Right, but I would not concider negative learning rates within the "full range of functionality", it feels more like of a way of breaking things. But that it because the way it breaks makes so much sense, throwing feels too restrictive. But doing nothing, as is the case now, is a bit of a rough edge for anyone using automated hyperparameter tuning.

KronosTheLate commented 2 years ago

I do not know what the governing structure is within Flux, but currently there are only 2 participants to this discussion. Is it possible to get a few more voices to agree/disagree with adding a warning for negative learning rates, to reach a conclusion? Is it too much to create a discourse post for it?

DhairyaLGandhi commented 2 years ago

I think it's a good idea to document the behaviour of negative learning rates in general to perform gradient ascent. @Saransh-cpp might be able to help with this.

Hyperparameter tuners usually have a range or function that decides these parameters, so knowing the "grid points" they generate would be a task for the tuner.

darsnack commented 2 years ago

I prefer not to error on something that is completely valid in an unconventional context (at least at the level of Flux.jl). There are libraries built on top of Flux that do provide sanity checks, and this seems like an appropriate check to add there. Similarly, if there is a library doing hyper-parameter optimization, then it seems like that library's prerogative to add a check for negative LRs.

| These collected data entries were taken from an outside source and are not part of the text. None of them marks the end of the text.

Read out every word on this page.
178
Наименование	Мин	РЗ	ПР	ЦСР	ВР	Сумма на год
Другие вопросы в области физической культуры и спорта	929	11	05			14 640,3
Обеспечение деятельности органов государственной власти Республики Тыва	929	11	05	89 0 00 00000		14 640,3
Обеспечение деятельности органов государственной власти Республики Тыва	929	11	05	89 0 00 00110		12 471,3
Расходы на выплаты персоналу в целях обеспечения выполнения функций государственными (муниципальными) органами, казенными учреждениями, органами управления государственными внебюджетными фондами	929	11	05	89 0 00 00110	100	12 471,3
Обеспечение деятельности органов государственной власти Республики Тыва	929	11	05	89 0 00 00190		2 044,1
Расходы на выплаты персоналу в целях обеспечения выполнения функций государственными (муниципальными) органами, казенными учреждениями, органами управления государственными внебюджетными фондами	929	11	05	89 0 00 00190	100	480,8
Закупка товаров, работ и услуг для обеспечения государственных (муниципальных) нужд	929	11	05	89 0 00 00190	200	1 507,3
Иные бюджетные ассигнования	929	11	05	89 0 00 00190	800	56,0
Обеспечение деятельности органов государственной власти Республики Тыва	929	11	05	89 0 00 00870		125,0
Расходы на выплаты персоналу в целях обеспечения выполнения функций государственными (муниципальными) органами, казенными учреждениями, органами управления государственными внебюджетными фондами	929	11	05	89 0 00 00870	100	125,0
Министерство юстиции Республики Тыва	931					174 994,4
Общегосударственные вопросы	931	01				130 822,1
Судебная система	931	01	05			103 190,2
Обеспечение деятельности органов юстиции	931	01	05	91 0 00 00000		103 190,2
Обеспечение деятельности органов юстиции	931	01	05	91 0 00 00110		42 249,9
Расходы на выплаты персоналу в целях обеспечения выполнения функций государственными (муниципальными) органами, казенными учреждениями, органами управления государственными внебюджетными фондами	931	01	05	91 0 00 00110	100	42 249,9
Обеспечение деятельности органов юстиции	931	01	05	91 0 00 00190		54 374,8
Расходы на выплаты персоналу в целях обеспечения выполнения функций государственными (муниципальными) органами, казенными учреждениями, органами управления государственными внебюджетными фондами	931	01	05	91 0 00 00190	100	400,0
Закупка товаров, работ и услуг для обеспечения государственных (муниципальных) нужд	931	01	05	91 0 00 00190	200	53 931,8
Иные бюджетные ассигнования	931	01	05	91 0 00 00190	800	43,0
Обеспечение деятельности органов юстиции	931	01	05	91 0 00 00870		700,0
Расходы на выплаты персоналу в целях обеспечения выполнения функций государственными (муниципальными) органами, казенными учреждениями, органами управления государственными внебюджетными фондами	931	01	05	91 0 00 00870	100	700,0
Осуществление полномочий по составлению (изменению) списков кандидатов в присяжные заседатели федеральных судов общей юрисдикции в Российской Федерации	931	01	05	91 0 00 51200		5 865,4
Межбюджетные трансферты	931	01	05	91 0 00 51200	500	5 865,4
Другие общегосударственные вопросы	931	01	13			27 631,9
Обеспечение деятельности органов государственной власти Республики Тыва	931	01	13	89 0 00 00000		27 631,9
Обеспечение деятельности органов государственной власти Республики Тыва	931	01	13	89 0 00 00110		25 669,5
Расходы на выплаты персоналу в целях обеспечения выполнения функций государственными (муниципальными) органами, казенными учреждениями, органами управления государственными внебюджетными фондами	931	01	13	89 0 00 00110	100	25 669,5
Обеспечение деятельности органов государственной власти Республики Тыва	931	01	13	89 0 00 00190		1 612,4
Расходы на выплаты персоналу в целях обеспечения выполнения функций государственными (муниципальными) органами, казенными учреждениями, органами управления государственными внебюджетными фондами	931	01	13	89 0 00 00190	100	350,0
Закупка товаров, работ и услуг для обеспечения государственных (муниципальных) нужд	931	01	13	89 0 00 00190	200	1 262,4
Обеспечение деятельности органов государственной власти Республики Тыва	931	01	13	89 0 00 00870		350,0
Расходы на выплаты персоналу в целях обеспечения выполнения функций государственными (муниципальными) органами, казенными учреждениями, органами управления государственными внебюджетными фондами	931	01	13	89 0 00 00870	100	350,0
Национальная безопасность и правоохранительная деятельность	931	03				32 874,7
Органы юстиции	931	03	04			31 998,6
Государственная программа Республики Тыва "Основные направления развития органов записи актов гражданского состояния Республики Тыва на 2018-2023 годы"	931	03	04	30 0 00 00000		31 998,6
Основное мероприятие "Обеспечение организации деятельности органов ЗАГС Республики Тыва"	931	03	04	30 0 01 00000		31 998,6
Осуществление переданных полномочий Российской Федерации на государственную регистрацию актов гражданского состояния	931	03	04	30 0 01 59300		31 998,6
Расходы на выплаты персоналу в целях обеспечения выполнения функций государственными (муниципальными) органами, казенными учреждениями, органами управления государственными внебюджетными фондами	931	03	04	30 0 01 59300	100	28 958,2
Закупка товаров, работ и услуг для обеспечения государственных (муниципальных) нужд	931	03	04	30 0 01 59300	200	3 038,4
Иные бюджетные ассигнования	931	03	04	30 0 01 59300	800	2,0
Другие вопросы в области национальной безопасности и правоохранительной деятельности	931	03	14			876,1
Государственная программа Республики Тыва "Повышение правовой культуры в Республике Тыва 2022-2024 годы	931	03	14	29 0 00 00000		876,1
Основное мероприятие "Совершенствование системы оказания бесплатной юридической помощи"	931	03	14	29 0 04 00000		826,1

If there's something that needs to be added to Flux.jl to make this check convenient, then we can do that. But this seems like a fairly simple check.

Alternatively, if we can provide a configurable switch for "safe mode" and "unsafe mode" for Flux (maybe using Preferences.jl like Brian suggested in the other thread), then I think either an error or warning is acceptable.

KronosTheLate commented 2 years ago

The problem for me then is that the hyperparameter tuning package I used, Hyperopt.jl, is agnostic to what the model is. It is not a given that the model being tuned has a learning rate.

Now, that is not a problem with Flux.jl. But I do not see much harm in adding a first-time-only printed warning, as very few users would ever encounter it. Of those who do, I am willing to bet that a non-trivial proportion do not intend to use negative learning rates.

I am not sure what the ramification of a safe mode is, but that sounds like a fine solution ^_^

darsnack commented 2 years ago

That makes sense. It looks like the "function" in your Hyperopt code will be a call to train! or some equivalent? In general, if you want train! to be "safe" then I suggest using FluxTraining.jl which can support all these safety checks. FluxTraining is smart enough to support different types of training schemes all at once. i.e. Flux doesn't know whether a user is doing standard supervised training or some unconventional training that requires gradient ascent, so we'll always be in a guessing position. In contrast, FluxTraining can have different training phases and run only the sanity checks that make sense for a given phase.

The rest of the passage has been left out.